Think of the classic 1980s and 90s movies and if you’re in my generation, you will remember so many of them with absolute glee.  I dare you to look at a list of your favourite movies as a kid and not smile just at the thought of them.  For many of us, these were moments that have turned into some of our best memories; moments we look back on and smile about; moments that make us go back and watch these movies over and over again as adults; moments that we memorized and still quote to this day.  For many of us, these movies were watched with our friends be it after school, at sleepovers, birthday parties, or just hanging out on a weekend.  As such, our friends are central to the memories as well.

Heaven forbid our children are given the same opportunity though!  I ask: What’s so different about our children that makes them incapable of watching the movies we hold dear to our hearts?  What makes us so fearful that we refuse to allow them to even try to watch the movies that brought us so much happiness?

In short, what’s happened?

One problem, as I see it, is that as we are older we now approach the movie with adult eyes and ears.  We go back and watch it as an adult and see all the things that we now “get”, forgetting we didn’t get it at all as a child, or at least didn’t get it in the same way.  We have a curse of knowledge that we can no longer erase.  It’s like the very famous theory of mind test they give to children in which a child has to say where another kid will look for a toy that’s been moved.  Kids don’t pass this until around ages 4-5 and yet we know they are capable of taking another’s perspective well before that.  The problem?  They can’t ignore their own knowledge when it’s salient.  I believe it’s the same for us with these movies and we really have to let it go.  Let our kids experience the movie as they see it and hopefully love it like we did.

I think the other problem is that the act of TV and movie watching has largely become independent.  In an era where people want to get away from the TV, parents rarely allow their kids to spend hours watching movies when their friends are over.  They want them out doing stuff.  This is laudable, and yet perhaps misguided at times.  I know I had a near-perfect neighbourhood situation in which we were often out and about playing as we had a tight-knit group of friends and a safe neighbourhood to play.  We were out a lot, but no one batted an eye when we decided we wanted to be in watching movies.  This too was part of our childhood.  Rarely did I watch TV by myself.  Yet that seems to be the common time in which the TV is on for kids these days.  When they are lonely and bored, the TV is flipped on, when instead it should be done with friends and family to allow discussion, shared enjoyment, and a buffer for those moments on screen that may be a bit too much.
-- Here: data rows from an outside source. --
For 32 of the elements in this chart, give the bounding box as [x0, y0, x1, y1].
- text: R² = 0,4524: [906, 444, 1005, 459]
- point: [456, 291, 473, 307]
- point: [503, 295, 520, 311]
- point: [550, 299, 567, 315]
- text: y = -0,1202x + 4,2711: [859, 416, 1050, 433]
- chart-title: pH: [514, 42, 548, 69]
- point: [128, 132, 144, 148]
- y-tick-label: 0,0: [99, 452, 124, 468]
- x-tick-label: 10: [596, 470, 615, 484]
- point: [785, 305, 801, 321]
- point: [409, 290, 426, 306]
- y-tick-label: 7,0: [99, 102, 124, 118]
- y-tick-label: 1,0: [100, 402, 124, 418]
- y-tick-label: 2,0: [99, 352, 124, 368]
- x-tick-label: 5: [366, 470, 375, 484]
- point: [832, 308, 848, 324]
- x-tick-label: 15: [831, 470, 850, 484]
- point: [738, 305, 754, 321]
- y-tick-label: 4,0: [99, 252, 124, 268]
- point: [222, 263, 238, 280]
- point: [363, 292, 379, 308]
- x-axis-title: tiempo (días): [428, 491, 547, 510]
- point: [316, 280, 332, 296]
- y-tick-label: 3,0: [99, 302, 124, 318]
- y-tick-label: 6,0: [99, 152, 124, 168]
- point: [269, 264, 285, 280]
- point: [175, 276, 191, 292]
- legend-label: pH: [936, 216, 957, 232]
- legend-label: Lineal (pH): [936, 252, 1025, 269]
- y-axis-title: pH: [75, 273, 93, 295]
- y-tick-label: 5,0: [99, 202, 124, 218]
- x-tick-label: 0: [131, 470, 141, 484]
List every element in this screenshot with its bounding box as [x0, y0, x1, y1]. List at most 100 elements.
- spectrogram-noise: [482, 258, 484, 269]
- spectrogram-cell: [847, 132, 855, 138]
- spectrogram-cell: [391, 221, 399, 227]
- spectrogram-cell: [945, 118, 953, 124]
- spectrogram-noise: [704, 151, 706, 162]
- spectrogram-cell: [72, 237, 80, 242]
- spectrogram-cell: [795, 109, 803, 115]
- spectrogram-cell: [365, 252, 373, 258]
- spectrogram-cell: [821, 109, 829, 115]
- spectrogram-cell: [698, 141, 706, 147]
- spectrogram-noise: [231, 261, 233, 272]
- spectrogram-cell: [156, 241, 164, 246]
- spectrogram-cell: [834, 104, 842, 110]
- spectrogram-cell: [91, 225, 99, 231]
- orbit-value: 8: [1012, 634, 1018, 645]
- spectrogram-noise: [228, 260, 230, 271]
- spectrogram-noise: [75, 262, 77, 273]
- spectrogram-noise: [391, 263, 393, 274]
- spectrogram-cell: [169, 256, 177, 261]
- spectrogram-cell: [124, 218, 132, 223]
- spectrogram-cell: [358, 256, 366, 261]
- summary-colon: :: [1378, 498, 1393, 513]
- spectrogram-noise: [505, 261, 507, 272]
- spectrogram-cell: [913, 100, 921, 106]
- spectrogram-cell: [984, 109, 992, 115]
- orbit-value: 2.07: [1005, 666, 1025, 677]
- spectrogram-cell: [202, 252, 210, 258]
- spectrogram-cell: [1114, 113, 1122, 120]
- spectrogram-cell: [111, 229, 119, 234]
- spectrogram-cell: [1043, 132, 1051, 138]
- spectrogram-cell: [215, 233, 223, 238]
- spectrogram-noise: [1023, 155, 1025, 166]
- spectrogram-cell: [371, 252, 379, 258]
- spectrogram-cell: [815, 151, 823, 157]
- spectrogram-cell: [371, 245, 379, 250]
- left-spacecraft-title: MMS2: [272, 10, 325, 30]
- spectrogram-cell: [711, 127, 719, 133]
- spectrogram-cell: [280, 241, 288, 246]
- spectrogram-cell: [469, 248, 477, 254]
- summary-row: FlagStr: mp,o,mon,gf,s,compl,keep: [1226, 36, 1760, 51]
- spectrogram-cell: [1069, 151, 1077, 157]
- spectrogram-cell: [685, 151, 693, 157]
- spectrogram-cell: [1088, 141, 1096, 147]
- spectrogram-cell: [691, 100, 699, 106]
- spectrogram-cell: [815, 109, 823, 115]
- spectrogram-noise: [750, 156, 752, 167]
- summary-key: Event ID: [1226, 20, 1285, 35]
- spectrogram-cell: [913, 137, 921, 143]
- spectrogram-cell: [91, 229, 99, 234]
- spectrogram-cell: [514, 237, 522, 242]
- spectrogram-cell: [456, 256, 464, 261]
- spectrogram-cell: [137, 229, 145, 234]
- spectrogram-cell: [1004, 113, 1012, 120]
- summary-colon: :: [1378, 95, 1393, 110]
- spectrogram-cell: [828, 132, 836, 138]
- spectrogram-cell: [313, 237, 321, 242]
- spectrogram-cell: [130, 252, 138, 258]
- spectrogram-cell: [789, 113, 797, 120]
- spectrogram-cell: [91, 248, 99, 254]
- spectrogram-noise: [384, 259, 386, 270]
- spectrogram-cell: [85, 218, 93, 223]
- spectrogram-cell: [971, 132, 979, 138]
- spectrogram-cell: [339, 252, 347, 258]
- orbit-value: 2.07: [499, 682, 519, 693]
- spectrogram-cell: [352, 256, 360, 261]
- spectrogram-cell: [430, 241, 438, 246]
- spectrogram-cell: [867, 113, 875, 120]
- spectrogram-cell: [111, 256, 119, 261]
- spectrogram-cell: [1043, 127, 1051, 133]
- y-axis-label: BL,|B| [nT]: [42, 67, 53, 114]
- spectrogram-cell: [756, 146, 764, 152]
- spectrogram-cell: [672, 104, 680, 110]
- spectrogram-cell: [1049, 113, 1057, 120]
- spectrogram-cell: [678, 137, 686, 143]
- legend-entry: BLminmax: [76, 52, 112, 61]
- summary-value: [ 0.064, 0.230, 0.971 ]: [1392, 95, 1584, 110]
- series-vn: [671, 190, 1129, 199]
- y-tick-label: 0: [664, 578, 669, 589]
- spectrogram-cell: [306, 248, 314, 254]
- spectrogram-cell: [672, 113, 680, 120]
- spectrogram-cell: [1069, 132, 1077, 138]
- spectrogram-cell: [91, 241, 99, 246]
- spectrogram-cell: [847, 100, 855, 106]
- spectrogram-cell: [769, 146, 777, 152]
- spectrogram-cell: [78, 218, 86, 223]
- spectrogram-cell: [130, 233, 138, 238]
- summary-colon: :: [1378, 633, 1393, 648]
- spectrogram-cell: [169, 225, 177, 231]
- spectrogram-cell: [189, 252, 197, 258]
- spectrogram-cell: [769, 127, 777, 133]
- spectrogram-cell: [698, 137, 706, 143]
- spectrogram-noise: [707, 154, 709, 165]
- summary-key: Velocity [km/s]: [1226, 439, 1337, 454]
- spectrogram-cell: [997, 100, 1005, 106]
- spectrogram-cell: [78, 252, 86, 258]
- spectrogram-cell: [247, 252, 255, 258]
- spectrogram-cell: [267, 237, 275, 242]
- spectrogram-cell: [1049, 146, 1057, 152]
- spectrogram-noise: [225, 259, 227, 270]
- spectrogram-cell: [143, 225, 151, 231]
Our kids aren’t different than us, but I do realize they have a very different environment and relationship to TV.  I would challenge parents to avoid the pitfall of sheltering your children too much and instead take the time to watch these movies with them, answer their questions, and hopefully create memories that your child will take into adulthood.  Or even let them watch away when they have a friend over while limiting TV when they are alone.  Who knows, you may instill the same love so that one day you’re sitting down watching the same movie with your child and your grandchild, and wouldn’t that be awesome?